Homelander, The Boys’ta, görünürde güçlü ve kahraman olan ama özünde sadist, narsist ve Amerika’nın askeri güç simgesi olarak tasvir edilen bir karakter ve ABD’nin Venezuela’da rejim değişikliği için gösterdiği çabalar, Homelander’ın taktiklerine fena halde benziyor. Özellikle 2019 yılında Juan Guaidó’nun kendini “geçici devlet başkanı” ilan etmesi, Kolombiya’dan gönderilen ve “yardım” taşıdığı iddia edilen, fakat sonra silah ve mühimmat dolu kamyonların Venezuela’ya sokulmaya çalışılması gibi olaylar ABD'nin Venezuela’ya müdahale planlarının son dönemdeki “ufak” örnekleri.
Homelander’ın Venezuela’da işi ne?
Andreína Chávez Alava, Venezuelanalysis
Ekim 2023’te, Gazze’deki soykırım sürerken, Mısırlı komedyen Basim Yusuf, Britanyalı televizyon sunucusu Piers Morgan ile yaptığı ve ilgi toplayan mülakatında kara mizahıyla interneti alt üst etti. İsrail’in ve dolayısıyla Amerikan emperyalizminin sadist fıtratını, “seni mahvedip her şeyin senin suçun olduğunu düşündüren narsist psikopat bir sevgili” olarak niteleyerek gözler önüne serdi.
Özellikle dikkatimi çeken ifadesi ise, “İsrail’e Superman olarak bakıyorsunuz ama esasında onlar Homelander,” oldu.
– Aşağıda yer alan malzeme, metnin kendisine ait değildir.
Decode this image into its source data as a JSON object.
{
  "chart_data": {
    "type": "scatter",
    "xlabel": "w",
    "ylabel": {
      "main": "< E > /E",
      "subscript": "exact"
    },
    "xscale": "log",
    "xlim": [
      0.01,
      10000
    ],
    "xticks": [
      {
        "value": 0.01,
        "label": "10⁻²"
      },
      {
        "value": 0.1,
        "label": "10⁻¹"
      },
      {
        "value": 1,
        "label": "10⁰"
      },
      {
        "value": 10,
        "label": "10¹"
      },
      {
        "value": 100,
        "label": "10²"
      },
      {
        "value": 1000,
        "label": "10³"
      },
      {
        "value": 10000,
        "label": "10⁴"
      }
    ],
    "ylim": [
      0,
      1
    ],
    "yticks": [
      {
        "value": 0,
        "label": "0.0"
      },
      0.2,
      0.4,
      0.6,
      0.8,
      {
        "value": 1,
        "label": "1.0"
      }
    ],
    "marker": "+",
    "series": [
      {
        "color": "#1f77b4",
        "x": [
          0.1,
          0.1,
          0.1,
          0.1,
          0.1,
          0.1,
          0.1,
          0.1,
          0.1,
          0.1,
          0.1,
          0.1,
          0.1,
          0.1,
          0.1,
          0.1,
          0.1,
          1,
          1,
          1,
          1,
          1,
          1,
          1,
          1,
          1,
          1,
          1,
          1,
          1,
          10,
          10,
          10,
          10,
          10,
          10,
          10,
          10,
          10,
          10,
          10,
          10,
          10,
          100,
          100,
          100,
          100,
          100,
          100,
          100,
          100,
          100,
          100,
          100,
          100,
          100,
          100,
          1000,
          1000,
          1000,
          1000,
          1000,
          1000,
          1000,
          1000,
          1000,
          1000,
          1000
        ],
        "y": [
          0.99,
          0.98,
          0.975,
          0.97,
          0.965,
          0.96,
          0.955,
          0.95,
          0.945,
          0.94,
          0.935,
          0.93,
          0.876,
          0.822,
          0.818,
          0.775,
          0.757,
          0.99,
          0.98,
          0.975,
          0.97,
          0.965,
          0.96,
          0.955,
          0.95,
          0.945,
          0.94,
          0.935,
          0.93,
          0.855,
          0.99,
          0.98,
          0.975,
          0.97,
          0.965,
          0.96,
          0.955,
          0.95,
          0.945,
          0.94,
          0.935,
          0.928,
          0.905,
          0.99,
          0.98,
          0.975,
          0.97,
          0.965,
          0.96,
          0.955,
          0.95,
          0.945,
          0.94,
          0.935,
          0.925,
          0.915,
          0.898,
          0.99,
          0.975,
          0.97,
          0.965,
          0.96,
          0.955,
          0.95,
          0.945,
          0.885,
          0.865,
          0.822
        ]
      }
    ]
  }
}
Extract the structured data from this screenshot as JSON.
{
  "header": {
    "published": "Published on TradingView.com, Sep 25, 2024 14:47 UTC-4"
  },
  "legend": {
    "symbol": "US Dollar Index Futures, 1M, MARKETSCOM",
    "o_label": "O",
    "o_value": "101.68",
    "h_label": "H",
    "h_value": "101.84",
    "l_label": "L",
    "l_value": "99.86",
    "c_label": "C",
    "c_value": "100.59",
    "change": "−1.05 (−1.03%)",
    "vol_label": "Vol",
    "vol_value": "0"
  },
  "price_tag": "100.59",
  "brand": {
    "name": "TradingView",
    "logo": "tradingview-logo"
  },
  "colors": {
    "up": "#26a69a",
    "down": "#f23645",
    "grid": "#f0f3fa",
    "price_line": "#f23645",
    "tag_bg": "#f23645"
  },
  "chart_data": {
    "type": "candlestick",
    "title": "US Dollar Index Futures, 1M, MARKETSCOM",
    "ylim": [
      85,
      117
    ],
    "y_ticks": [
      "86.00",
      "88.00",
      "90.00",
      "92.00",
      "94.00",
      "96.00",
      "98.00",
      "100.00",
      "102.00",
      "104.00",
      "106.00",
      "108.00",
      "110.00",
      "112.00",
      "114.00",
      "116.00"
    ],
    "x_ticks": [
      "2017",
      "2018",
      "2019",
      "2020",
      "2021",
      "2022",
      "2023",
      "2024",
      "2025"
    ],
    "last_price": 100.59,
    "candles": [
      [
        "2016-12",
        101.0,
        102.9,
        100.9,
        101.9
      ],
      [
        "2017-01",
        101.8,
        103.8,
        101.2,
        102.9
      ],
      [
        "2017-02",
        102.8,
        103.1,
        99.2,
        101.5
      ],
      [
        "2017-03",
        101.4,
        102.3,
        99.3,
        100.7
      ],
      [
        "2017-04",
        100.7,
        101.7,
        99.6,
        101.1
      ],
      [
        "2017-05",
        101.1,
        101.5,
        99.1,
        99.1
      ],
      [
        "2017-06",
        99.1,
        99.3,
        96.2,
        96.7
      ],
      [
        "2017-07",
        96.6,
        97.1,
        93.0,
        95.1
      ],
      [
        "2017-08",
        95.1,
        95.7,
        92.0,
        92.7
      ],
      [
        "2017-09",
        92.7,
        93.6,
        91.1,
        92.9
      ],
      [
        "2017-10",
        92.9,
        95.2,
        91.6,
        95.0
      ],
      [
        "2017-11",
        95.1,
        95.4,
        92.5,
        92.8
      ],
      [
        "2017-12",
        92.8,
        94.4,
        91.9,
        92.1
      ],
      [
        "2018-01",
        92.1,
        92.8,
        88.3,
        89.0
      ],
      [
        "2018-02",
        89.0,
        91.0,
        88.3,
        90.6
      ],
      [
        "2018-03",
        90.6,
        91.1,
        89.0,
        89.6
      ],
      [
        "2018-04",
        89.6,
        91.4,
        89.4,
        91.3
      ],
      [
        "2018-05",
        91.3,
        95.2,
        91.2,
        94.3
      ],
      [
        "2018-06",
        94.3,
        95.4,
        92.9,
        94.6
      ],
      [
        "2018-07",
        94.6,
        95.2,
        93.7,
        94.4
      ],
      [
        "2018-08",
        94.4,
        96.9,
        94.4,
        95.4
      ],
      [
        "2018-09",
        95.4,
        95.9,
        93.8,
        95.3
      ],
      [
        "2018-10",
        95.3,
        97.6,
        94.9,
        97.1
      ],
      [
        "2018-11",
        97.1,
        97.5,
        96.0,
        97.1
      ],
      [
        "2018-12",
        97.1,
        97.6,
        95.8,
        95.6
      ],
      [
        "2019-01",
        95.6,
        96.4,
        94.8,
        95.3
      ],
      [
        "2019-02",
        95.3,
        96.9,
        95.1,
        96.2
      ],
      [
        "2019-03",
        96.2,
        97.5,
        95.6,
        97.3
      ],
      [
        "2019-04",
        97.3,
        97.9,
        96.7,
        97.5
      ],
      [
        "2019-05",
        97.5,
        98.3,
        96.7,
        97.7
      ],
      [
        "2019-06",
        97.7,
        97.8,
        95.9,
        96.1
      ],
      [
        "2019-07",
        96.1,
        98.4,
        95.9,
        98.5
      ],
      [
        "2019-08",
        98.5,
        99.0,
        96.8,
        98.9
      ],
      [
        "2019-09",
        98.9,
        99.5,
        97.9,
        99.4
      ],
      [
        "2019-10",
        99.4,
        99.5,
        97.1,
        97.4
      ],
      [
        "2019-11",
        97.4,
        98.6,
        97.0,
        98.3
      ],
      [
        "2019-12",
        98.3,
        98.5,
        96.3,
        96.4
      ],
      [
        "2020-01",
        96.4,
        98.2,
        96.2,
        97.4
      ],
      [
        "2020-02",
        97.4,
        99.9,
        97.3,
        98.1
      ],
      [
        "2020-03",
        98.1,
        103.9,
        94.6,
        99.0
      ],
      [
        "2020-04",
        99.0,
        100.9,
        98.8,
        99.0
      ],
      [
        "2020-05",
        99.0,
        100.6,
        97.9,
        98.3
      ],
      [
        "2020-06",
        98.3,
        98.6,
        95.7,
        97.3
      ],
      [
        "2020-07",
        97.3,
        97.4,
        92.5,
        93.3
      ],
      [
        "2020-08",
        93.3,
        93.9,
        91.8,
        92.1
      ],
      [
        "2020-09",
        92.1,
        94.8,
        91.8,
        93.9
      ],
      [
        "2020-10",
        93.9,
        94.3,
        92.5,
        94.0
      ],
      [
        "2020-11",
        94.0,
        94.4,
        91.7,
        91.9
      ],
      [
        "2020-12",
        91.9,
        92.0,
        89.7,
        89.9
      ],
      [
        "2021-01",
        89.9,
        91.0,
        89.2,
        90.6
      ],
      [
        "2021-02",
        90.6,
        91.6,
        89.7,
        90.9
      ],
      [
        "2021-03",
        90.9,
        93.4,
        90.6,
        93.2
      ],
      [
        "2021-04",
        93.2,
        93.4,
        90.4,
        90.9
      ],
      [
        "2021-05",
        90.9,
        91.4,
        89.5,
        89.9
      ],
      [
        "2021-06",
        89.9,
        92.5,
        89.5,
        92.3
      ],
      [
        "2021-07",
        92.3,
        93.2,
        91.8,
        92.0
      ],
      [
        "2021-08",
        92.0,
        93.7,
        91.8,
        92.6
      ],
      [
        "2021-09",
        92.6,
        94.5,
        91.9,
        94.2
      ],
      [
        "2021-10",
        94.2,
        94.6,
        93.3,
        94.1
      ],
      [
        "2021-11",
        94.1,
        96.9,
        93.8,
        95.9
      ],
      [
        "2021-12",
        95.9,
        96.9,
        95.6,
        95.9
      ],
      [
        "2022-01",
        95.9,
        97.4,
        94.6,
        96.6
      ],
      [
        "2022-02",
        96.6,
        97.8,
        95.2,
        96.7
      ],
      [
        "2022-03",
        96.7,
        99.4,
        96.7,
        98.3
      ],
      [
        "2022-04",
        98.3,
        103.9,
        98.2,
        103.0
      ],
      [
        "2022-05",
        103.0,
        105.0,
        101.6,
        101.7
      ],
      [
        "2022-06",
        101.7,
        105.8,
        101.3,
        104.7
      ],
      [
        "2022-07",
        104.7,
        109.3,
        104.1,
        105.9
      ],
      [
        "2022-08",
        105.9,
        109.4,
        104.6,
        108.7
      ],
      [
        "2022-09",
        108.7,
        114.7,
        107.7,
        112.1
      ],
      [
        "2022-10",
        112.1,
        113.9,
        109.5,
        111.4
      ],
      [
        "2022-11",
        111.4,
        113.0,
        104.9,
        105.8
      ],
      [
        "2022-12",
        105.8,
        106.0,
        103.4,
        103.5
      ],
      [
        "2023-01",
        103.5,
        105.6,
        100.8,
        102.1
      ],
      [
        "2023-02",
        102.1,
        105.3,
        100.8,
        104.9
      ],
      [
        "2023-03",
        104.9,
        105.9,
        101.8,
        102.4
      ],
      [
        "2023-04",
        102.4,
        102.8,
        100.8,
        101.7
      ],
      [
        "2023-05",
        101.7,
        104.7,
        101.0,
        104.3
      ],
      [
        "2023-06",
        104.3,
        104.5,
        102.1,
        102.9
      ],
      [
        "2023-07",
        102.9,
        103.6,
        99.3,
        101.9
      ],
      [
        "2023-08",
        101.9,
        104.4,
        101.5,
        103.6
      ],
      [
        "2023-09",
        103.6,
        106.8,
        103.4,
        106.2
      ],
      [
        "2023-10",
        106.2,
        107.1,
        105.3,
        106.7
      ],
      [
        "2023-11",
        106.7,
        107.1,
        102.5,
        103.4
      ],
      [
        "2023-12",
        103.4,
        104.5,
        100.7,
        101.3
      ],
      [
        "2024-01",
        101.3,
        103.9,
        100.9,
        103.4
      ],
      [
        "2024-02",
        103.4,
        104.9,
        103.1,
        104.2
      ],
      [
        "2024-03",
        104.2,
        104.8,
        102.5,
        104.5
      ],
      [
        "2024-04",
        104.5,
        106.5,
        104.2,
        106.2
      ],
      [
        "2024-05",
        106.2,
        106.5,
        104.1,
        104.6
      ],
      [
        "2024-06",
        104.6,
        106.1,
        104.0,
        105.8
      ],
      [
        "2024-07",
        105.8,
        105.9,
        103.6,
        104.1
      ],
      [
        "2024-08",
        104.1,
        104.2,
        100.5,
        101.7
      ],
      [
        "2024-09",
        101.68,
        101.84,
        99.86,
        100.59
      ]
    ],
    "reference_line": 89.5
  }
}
Süper kahraman filmlerini her zaman klişelerle dolu, basit kurgularla Amerikan propagandası olarak görmüşümdür. Yine de Yusuf’un Amerikan süper kahramanı Homelander’ı narsist sevgili metaforuyla özdeşleştirmesi fazlasıyla etkileyiciydi.
Son dönemde, Homelander’ın da yer aldığı The Boys dizisinin dört sezonunu izledim. Mavi gözler, sarı saçlar, sahte gülüşler ve kocaman bir Amerikan bayrağı peleriniyle Homelander, Superman’i andıran güçlere sahip, yenilmez gibi görünüyor ve etrafındaki herkesi kendisinden küçük görüyor. İstediğini öldürüyor, istediğini korkutuyor, sonra da suçu genelde göçmenler ya da kendisine karşı çıkan “kötü adamlara” yüklüyor.
Homelander, The Seven adlı, Vought Corporation adına çalışan (ve aynı şekilde sadist) bir grup süper kahramana liderlik ediyor. Vought ise Amerikan ordusunun bir uzantısı gibi hareket eden bir şirket.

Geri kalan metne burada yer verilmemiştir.